If I do it wrong, are we talking about my application (say, some web app) becoming noticeably slower? Or we would need to be running several million operations per second before anything a user could notice the difference?
I suspect only very high end games, image processing apps and that kind of thing would ever need to care about the order of fields in a struct... perhaps the author of my web server as well, but even that only if I have a ridiculously high load on my server (which I don't, almost no one does).
So, no I don't think I should know that until I develop one of those highly niche applications myself.
> are we talking about my application (say, some web app) becoming noticeably slower? Or we would need to be running several million operations per second before anything a user could notice the difference?

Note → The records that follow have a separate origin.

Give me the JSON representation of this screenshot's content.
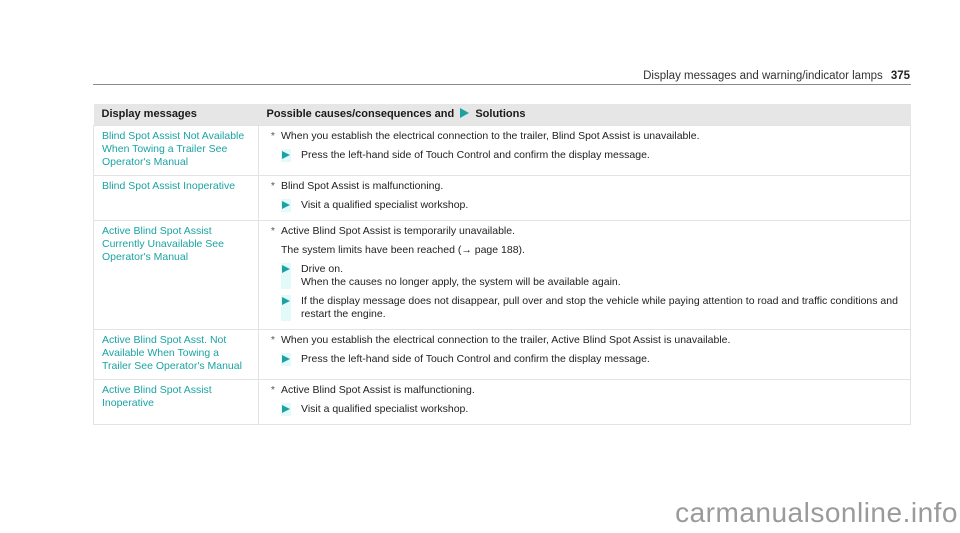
{
  "running_head": {
    "title": "Display messages and warning/indicator lamps",
    "page_number": "375"
  },
  "table": {
    "headers": {
      "col1": "Display messages",
      "col2_prefix": "Possible causes/consequences and",
      "col2_suffix": "Solutions"
    },
    "rows": [
      {
        "message": "Blind Spot Assist Not Available When Towing a Trailer See Operator's Manual",
        "cause": "When you establish the electrical connection to the trailer, Blind Spot Assist is unavailable.",
        "note": "",
        "solutions": [
          "Press the left-hand side of Touch Control and confirm the display message."
        ]
      },
      {
        "message": "Blind Spot Assist Inoperative",
        "cause": "Blind Spot Assist is malfunctioning.",
        "note": "",
        "solutions": [
          "Visit a qualified specialist workshop."
        ]
      },
      {
        "message": "Active Blind Spot Assist Currently Unavailable See Operator's Manual",
        "cause": "Active Blind Spot Assist is temporarily unavailable.",
        "note": "The system limits have been reached (→ page 188).",
        "solutions": [
          "Drive on.\nWhen the causes no longer apply, the system will be available again.",
          "If the display message does not disappear, pull over and stop the vehicle while paying attention to road and traffic conditions and restart the engine."
        ]
      },
      {
        "message": "Active Blind Spot Asst. Not Available When Towing a Trailer See Operator's Manual",
        "cause": "When you establish the electrical connection to the trailer, Active Blind Spot Assist is unavailable.",
        "note": "",
        "solutions": [
          "Press the left-hand side of Touch Control and confirm the display message."
        ]
      },
      {
        "message": "Active Blind Spot Assist Inoperative",
        "cause": "Active Blind Spot Assist is malfunctioning.",
        "note": "",
        "solutions": [
          "Visit a qualified specialist workshop."
        ]
      }
    ]
  },
  "watermark": "carmanualsonline.info",
  "colors": {
    "accent": "#1ba3a3",
    "header_bg": "#e6e6e6"
  }
}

If you have an algorithm with quadratic or higher complexity somewhere you will be in the millions even if you only have a few thousand entries to deal with. Now the worst case cache miss (down to ram) is modeled as roughly 1000 cycles. Put that right in the middle of that O(n^2) algorithm and your web app will be able to handle 1 request per second on a good day.
Maybe you shouldn't be doing O(n^2) inside a request handler in the first place. This has nothing to do with caches.
And even if you do quadratic operations in your handler, how often do you write a new such handler? Most of the time you work on stuff around that, supporting infra, testing, etc. None of those needs to be cache optimized either.
It was mostly meant as a example of millions of operations even at a small scale. Sadly I have seen way too much accidental O(n^3) code and not all of it could be "fixed" trivially.
> This has nothing to do with caches.
Would you rather handle 1000 request per second or 1? Caching has the potential to make an already bad situation so much worse.
> Would you rather handle 1000 request per second or 1?
Would you rather like to approach this problem by optimizing memory layout which, let's be honest, tends to give you more in the region of 1-10% improvements rather than 10-100x, or would you rather like to try to go from O(n^3) to O(n^2) or O(n log n) or similar?
The real meat is in the complexity class. Cache effects are where you go when there is nothing else to optimize and it actually matters. Preemptively making all your data structures 2-3 as big because of not-actually-necessary padding does not sound right to me, but YMMV.
How many of your structs does your code access million times a second? For most programs, that number is firmly 0.
While you are optimizing your struct layout and decrease you app start time from 1.122765 seconds to 1.122764 seconds, I ship production code at 2x the rate because I only optimize for performance where it matters while otherwise optimizing for maintainability, testability, extensibility, dev fun and actually shipping.